Gross margins had a setback in the quarter due to new royalties kicking in at TPSCo. Gross margin for the quarter was 25.1% versus 24.9% last year, and 26.4% in Q2 2017. Sequentially the additional $9.5 million in sales generated $1.9 million fewer gross margin dollars due to new royalty payments at TPSCo. TPSCo is now paying its owners, Panasonic and TowerJazz, royalties because it has hit a prespecified revenue level. Since TPSCo pays taxes in Japan, lowering profits there also lowers taxes paid. So by paying the parents a royalty, TowerJazz manages to make even more after tax money that if the profits were left in TPSCo. As a result despite gross margin and operating profits being hit, on a net income basis TowerJazz comes out ahead. We expect this strategy to continue in future quarters. 

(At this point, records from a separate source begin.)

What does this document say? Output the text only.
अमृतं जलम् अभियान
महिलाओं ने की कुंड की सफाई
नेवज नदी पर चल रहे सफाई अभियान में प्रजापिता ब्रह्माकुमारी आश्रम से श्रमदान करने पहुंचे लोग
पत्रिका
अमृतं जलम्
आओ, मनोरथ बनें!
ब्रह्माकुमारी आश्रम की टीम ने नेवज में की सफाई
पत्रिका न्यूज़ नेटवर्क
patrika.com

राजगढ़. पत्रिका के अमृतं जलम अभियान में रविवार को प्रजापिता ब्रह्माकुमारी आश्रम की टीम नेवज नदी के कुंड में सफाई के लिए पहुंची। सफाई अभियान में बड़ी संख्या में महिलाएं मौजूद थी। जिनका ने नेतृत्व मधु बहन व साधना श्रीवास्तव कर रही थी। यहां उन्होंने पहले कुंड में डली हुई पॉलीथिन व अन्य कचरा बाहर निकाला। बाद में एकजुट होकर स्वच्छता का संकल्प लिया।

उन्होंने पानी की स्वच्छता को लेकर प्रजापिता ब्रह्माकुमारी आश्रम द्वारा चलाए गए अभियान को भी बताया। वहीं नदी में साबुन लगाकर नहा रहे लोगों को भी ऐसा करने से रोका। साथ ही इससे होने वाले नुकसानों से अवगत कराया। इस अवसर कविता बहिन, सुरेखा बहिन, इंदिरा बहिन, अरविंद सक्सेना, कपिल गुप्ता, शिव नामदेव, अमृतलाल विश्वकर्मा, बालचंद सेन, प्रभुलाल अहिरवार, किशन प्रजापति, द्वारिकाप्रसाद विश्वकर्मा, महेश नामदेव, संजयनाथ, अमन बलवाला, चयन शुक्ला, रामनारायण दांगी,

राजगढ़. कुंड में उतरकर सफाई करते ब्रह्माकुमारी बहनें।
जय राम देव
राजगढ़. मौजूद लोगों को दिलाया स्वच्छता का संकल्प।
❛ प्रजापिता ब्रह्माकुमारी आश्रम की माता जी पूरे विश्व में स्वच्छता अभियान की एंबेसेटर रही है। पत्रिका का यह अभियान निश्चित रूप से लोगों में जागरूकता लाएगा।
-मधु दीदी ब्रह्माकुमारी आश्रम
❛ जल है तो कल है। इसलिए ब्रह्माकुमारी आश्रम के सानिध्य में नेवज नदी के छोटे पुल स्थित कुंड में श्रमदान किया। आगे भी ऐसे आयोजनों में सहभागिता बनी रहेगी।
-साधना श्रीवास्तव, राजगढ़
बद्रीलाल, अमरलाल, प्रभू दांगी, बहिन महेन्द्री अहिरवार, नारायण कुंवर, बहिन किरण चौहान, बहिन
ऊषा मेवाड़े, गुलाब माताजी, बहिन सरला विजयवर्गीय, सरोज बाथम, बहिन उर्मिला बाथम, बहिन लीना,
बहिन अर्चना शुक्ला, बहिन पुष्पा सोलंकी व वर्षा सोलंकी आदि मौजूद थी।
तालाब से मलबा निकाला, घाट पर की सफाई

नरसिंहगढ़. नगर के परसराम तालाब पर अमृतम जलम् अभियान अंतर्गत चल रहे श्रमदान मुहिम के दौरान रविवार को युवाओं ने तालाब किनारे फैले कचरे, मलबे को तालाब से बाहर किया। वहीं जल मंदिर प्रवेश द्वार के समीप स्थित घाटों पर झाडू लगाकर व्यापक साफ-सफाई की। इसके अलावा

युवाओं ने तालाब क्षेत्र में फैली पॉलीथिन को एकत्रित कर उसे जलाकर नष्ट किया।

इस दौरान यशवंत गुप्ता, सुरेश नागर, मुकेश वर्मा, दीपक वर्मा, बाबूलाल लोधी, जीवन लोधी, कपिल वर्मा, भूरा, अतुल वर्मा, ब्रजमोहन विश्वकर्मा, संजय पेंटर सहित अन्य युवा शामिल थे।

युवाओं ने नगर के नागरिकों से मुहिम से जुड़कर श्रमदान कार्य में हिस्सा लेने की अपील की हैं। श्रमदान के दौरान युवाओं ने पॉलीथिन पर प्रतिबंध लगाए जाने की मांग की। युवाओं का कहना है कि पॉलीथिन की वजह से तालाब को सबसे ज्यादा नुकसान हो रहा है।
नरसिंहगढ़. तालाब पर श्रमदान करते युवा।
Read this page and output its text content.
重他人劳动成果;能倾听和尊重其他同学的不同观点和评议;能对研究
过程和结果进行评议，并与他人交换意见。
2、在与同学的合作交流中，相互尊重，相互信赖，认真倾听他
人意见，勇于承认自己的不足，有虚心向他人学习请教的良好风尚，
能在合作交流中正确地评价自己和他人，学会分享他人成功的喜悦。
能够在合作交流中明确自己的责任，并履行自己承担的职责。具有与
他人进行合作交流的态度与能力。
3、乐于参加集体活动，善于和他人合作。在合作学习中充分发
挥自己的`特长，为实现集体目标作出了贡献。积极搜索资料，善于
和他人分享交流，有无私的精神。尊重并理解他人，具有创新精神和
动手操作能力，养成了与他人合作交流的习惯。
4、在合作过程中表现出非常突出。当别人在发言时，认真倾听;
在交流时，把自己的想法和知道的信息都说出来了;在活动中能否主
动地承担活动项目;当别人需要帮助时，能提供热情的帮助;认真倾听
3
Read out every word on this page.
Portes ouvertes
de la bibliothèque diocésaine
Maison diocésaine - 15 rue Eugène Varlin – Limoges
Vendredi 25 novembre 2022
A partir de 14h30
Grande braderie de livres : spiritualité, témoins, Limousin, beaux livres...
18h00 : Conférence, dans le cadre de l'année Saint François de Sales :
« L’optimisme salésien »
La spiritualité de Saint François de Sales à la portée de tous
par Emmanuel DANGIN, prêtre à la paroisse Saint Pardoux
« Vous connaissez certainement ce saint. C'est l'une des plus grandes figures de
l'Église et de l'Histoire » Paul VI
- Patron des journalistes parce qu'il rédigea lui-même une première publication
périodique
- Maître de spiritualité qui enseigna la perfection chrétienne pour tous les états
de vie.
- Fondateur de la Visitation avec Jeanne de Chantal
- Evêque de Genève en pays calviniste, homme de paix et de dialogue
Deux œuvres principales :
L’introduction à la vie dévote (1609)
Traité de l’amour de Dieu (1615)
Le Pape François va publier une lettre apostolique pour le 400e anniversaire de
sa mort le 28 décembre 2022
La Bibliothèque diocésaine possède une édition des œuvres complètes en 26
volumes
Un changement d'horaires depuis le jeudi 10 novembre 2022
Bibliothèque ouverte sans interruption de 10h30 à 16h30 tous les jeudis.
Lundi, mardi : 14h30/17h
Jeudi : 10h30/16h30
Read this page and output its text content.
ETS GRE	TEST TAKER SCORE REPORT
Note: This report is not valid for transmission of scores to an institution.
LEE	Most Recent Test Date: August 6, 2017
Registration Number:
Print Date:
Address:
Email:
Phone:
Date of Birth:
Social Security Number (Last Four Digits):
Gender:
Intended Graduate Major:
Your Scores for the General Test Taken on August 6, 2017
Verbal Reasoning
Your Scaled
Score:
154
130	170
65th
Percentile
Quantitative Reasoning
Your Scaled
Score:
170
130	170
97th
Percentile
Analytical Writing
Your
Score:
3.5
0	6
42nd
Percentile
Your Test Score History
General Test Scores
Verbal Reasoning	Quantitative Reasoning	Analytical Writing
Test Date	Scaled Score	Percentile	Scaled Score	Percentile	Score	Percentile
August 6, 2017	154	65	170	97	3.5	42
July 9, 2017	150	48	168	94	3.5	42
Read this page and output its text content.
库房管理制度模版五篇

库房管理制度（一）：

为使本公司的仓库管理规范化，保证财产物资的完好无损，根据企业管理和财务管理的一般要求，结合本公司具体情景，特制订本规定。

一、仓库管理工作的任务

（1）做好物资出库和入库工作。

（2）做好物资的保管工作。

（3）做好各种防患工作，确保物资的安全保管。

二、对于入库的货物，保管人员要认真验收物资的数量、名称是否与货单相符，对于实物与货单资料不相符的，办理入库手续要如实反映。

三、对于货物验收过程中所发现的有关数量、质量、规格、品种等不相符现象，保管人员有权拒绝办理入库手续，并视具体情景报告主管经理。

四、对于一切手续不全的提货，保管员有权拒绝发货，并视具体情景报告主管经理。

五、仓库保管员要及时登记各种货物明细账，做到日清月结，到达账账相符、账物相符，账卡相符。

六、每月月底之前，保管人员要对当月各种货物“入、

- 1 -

While revenues grew 9%, operating income grew 13%, to 16% of sales. This was down from 43% growth in Q2 due to the new royalties. There was a tax reversal of $3 million in the quarter. For the first three months the company paid $4.7 million in taxes. In Q4 we expect the company to pay $500,000 in taxes continuing at the nine-month rate.

Fully diluted GAAP EPS was $0.54 versus $0.52 a year ago. Adjusted Non-GAAP EPS was $0.60 versus $0.51, up 7%. Adjusted EBITDA was $109 million versus $97 million a year ago. At yesterday’s closing price, this is an enterprise value to EBITDA run rate of 7.8 times.